Hey MS. Need a little intel on this lake plz. Friend and I are heading up Friday for a long weekend of bass n walleye fishing. Watched Major League fishing featuring this lake. I’m more interested in the walleye population though. Pm’s are more than welcome as this is a smaller fishery. Ty. Shrubby


----------



## Tom D (Mar 2, 2012)

No responses- Might want to go back to the D. HaHa!


----------



## [email protected] (Mar 13, 2012)

Looks like a bunch of tight lipped fishermen in the Alpena area. Must be lights out fishing!!! Nothing MS? Shrubby


----------



## PerchPatrol (Mar 31, 2006)

I lived there but never fished it - always concentrated on either Grand or Long lakes. I don't think I even know anyone who fished it.


----------



## Zib (Jan 7, 2008)

I've been going up to the Alpena area since the mid 70's & never fished Winyah.
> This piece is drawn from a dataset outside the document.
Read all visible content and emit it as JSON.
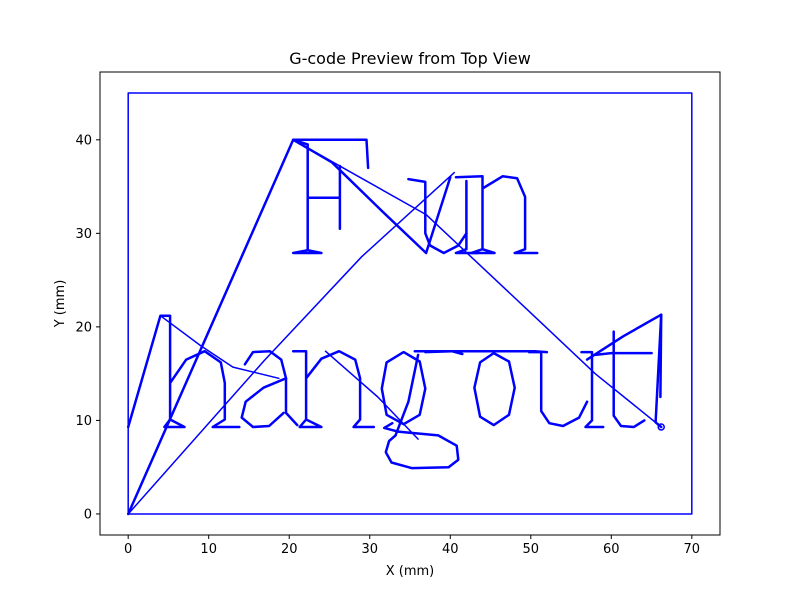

Hell I didn't even know about the lake until I seen it on Major League Fishing.


----------



## coyote-hunter (Apr 3, 2009)

It’s not so much as a tight lipped thing as it’s a no one fishes for walleye there thing. I live in Alpena and am a die hard walleye guy. I’ve never fished Winyah. Not once. Is there walleye there...sure. In fact there are (or were) some giants. 7-8 years ago a few were caught on tip ups there. I know of at least 3 that were landed that went12-14 lbs that one winter. The TBWC runs the James Farm walleye stocking pond for the DNR. The over run for that tank goes to lake Winyah. Every year when the tank gets flushed, there are a few hundred fingerlings that get flushed into The lake so it’s lightly stocked. What you’re doing is needle in a haystack type fishing, which can be awesome if you find that needle. Good luck and enjoy your weekend!


----------



## 5eyes (Jan 24, 2003)

coyote-hunter gives good advice


----------



## 98885 (Jan 18, 2015)

If your a largemouth bass guy and have researched any lakes in that region, 2 lakes stand out. Fletcher's and Winyah. Actually 3, the other being Tomahawk flooding also. Winyah looks real fishy but can be very challenging. One day I've boated 25 lbs of fish while another only 5. Cloudy days are best on on largemouths. Sunny days gets the smallie bite going. There ARE nice smallies in Winyah also. It's part of Thunder river so fish travel from Huron into that waterway. You'll catch smallies where you'd never expect them.


----------



## coyote-hunter (Apr 3, 2009)

Fish cannot get into Winyah from Huron. There’s a dam or 2 ensuring that can’t happen.


----------



## 98885 (Jan 18, 2015)

Well there are smallmouth in there.


----------